Running pipeline stage MKMLizer
Starting job with name v000000-l3-8b-megaserpentine-v6-mkmlizer
Waiting for job on v000000-l3-8b-megaserpentine-v6-mkmlizer to finish
v000000-l3-8b-megaserpentine-v6-mkmlizer: ╔═════════════════════════════════════════════════════════════════════╗
v000000-l3-8b-megaserpentine-v6-mkmlizer: ║ _____ __ __ ║
v000000-l3-8b-megaserpentine-v6-mkmlizer: ║ / _/ /_ ___ __/ / ___ ___ / / ║
v000000-l3-8b-megaserpentine-v6-mkmlizer: ║ / _/ / // / |/|/ / _ \/ -_) -_) / ║
v000000-l3-8b-megaserpentine-v6-mkmlizer: ║ /_//_/\_, /|__,__/_//_/\__/\__/_/ ║
v000000-l3-8b-megaserpentine-v6-mkmlizer: ║ /___/ ║
v000000-l3-8b-megaserpentine-v6-mkmlizer: ║ ║
v000000-l3-8b-megaserpentine-v6-mkmlizer: ║ Version: 0.8.14 ║
v000000-l3-8b-megaserpentine-v6-mkmlizer: ║ Copyright 2023 MK ONE TECHNOLOGIES Inc. ║
v000000-l3-8b-megaserpentine-v6-mkmlizer: ║ https://mk1.ai ║
v000000-l3-8b-megaserpentine-v6-mkmlizer: ║ ║
v000000-l3-8b-megaserpentine-v6-mkmlizer: ║ The license key for the current software has been verified as ║
v000000-l3-8b-megaserpentine-v6-mkmlizer: ║ belonging to: ║
v000000-l3-8b-megaserpentine-v6-mkmlizer: ║ ║
v000000-l3-8b-megaserpentine-v6-mkmlizer: ║ Chai Research Corp. ║
v000000-l3-8b-megaserpentine-v6-mkmlizer: ║ Account ID: 7997a29f-0ceb-4cc7-9adf-840c57b4ae6f ║
v000000-l3-8b-megaserpentine-v6-mkmlizer: ║ Expiration: 2024-07-15 23:59:59 ║
v000000-l3-8b-megaserpentine-v6-mkmlizer: ║ ║
v000000-l3-8b-megaserpentine-v6-mkmlizer: ╚═════════════════════════════════════════════════════════════════════╝
v000000-l3-8b-megaserpentine-v6-mkmlizer: /opt/conda/lib/python3.10/site-packages/huggingface_hub/utils/_deprecation.py:131: FutureWarning: 'list_files_info' (from 'huggingface_hub.hf_api') is deprecated and will be removed from version '0.23'. Use `list_repo_tree` and `get_paths_info` instead.

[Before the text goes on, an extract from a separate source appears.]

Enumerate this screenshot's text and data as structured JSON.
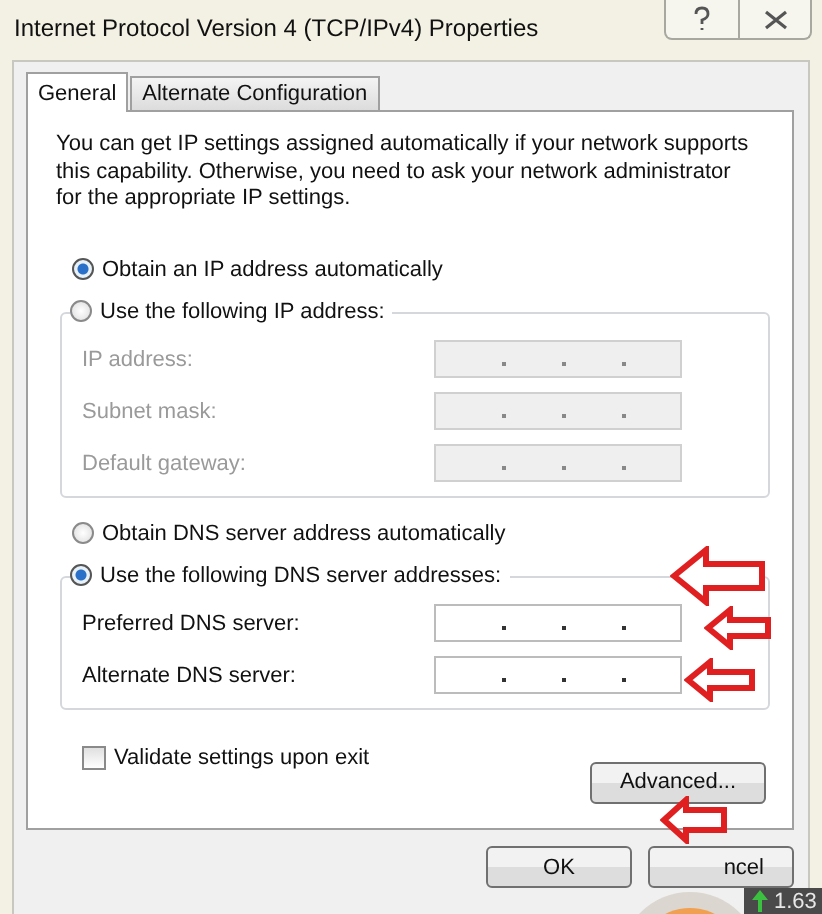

v000000-l3-8b-megaserpentine-v6-mkmlizer: warnings.warn(warning_message, FutureWarning)
v000000-l3-8b-megaserpentine-v6-mkmlizer: Downloaded to shared memory in 18.972s
v000000-l3-8b-megaserpentine-v6-mkmlizer: quantizing model to /dev/shm/model_cache
v000000-l3-8b-megaserpentine-v6-mkmlizer: Saving flywheel model at /dev/shm/model_cache
v000000-l3-8b-megaserpentine-v6-mkmlizer:
Loading 0: 0%| | 0/291 [00:00<?, ?it/s]
Loading 0: 1%| | 2/291 [00:04<11:07, 2.31s/it]
Loading 0: 5%|▌ | 15/291 [00:04<01:04, 4.31it/s]
Loading 0: 11%|█▏ | 33/291 [00:04<00:22, 11.47it/s]
Loading 0: 18%|█▊ | 51/291 [00:04<00:11, 20.63it/s]
Loading 0: 22%|██▏ | 65/291 [00:05<00:09, 24.56it/s]
Loading 0: 27%|██▋ | 78/291 [00:05<00:06, 32.93it/s]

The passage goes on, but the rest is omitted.